Inside mainScript, Python can call run_script('helper.py', inputs={…}) to dispatch into a separate file, with the helper's own injected inputs. Each helper runs in its own fresh interpreter via subExecute — no deadlock, no leakage, no surprises.

Sync vs async handlers

A HostFunctionHandler always returns Future<Object?>, but how the bridge dispatches it depends on MontyRuntime(useFutures: …):

  • MontyRuntime() (default, useFutures: false) — handlers are awaited inline before the bridge resumes Python. Python sees the resolved value as a plain object. This is the simplest mental model: one host call → one round-trip → one Python resume. Limitation: Python await ext() against the host function raises TypeError: 'str' object can't be awaited — by the time Python evaluates await, the value is already a plain str/int, not a future.

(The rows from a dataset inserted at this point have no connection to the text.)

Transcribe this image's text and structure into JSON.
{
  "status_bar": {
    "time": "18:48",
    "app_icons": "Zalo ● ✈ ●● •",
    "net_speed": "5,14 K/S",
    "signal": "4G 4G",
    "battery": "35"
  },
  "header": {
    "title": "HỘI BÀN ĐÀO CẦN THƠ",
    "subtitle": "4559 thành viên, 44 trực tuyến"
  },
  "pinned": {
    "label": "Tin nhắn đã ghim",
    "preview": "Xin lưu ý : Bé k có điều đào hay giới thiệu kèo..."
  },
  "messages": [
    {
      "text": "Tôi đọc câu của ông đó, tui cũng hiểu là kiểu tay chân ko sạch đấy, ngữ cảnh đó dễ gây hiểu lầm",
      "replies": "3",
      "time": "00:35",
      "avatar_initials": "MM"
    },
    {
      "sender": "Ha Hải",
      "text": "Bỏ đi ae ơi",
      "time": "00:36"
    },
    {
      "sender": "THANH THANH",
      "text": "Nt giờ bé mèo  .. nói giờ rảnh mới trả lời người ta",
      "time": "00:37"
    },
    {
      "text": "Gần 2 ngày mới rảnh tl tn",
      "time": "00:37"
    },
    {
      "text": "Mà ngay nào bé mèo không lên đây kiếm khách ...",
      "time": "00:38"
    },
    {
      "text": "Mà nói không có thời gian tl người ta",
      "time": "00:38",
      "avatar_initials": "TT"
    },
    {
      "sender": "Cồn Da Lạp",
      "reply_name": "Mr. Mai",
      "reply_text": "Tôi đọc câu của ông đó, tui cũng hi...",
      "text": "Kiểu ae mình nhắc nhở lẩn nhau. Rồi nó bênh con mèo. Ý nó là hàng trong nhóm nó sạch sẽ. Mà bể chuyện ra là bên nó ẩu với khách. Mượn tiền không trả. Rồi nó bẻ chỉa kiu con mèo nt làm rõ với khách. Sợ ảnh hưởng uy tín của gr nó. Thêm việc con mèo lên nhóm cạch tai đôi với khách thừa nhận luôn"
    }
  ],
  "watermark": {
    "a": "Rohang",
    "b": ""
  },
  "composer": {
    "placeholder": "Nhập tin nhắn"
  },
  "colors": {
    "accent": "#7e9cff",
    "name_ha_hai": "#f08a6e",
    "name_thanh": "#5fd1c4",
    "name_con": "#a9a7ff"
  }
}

  • MontyRuntime(useFutures: true) — handlers are launched as unawaited futures and the bridge replies with resumeAsFuture(). Python keeps running, can fire more host calls in parallel (asyncio.gather parallelises across externals), and the bridge batch-resolves them when Python actually suspends on a value. Concurrent dispatch is the whole point. Trade-off: handlers can race over shared state, so be deliberate about flipping the flag for any runtime whose handlers are stateful.

// Default (serial, simple): bare calls only — `await fetch(x)` would fail.
await MontyRuntime().execute('result = fetch(7)\nresult').result;

// Futures mode: Python `await fetch(x)` works, gather parallelises.
await MontyRuntime(useFutures: true).execute('''
import asyncio
results = await asyncio.gather(fetch(1), fetch(2), fetch(3))
results
''').result;

For the cell-by-cell contract — every combination of (Dart sync vs async) × (Python bare call vs await) × API layer × backend — see dart_monty_core's async-matrix deep dive and the matrix test bodies (Layer 4 lives at test/integration/_runtime_async_matrix_body.dart in this repo).